Nous privilégions également la promotion interne, tant comme outil de reconnaissance et de motivation personnelle, que pour apporter à certains salariés une polyvalence bénéfique à leur exposition aux risques tels que les troubles musculo-squelettiques, par exemple. En la matière, l'évolution réglementaire récente confirme des choix que nous avions effectués voici quelques années.
R. R. : Y a-t-il des profils plus difficiles à trouver que d'autres ?
D. K. : La problématique est très liée au contexte local. D'une part, nous sommes situés dans l'est de la France, à proximité de l'Allemagne où les conditions d'embauche sont très attractives !
D'autre part, la spécificité de certains profils, mécanicien de maintenance des presses et autres compacteurs, par exemple, qui nécessitent des compétences en mécanique, en hydraulique et en électricité, sont rarement disponibles sur le marché. Nous sommes amenés à engager sur nos budgets des formations complémentaires afin de compléter les compétences des profils disponibles.
R. R. : Comment mener une politique de formation cohérente ?

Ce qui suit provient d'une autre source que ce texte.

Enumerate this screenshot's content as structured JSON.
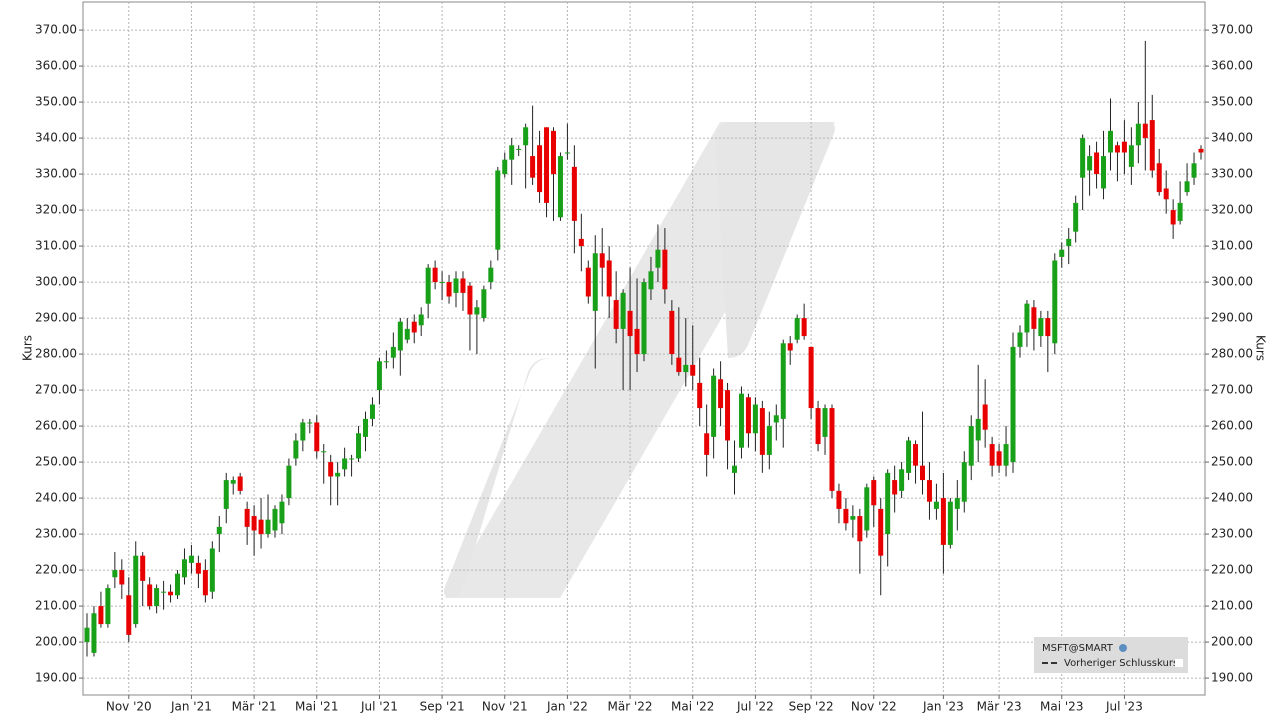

D. K. : Cela dépend des catégories professionnelles. Les managers, eux, doivent être en mesure d'intégrer une législation fiscale, sociale et spécifique au monde des déchets, de plus en plus contraignante, exigeant ainsi des mises à jour constantes. Parallèlement, les métiers du recyclage deviennent plus techniques. Ainsi, la GRH doit intégrer pour tous les salariés, outre les formations réglementaires, une formation efficace et adaptée à l'évolution des process et de l'entreprise.
Photo de Béatrice Spy, responsable des ressources humaines de Galloo Recycling en France
R. R. : Comment définiriez- vous votre politique de recrutement ?
B. S. : Avant de chercher un savoir-faire, nous misons beaucoup sur le savoir être. Notre entreprise connaît une croissance forte avec environ 450 collaborateurs en France en 2011, 900 en comptant la Belgique et les Pays-Bas. Chaque candidat doit être en mesure de s'intégrer dans un groupe qui reste malgré tout familial. Notre culture est flamande : il y a très peu de turnover, le climat social est apaisé, la porte du patron est ouverte, les relations sont simples et directes… Mais on n'y va pas par quatre chemins lorsque l'on a quelque chose à dire !
R. R. : Comment expliquer ce faible turnover ? L'activité n'est pourtant pas facile !
B. S. : Non. Nous sommes spécialisés dans le recyclage et la récupération des métaux ferreux et non ferreux. Nous développons aussi des activités de valorisation des DEEE et des VHU. Les salariés ont chaud en été, froid en hiver. Le travail s'effectue parfois de nuit… Ces conditions sont rédhibitoires pour certains. Ceux qui restent sont, en revanche, là pour longtemps. Nous recrutons beaucoup de trieurs sans formation auxquels nous proposons ensuite des promotions internes. La polyvalence de chacun est fondamentale. L'activité étant cyclique, être capable de conduire un chariot élévateur ou un bull permet à l'opérateur de tri d'être affecté à d'autres tâches si besoin. Et donc d'éviter les périodes de chômage partiel. Nous formons nos collaborateurs et ils ont généralement chacun au moins deux Caces (certificats d'aptitude à la conduite d'engins en sécurité).
R. R. : Les postes de management sont-ils proposés en interne ?
B. S. : Oui. Les responsables de sites sont souvent des chefs de chantiers promus. Mais nous embauchons aussi des ingénieurs totalement extérieurs à l'activité. Nous leur apprenons les rouages du métier et eux nous apportent un œil neuf sur l'activité et une technicité qui devient de plus en plus importante dans le monde du recyclage.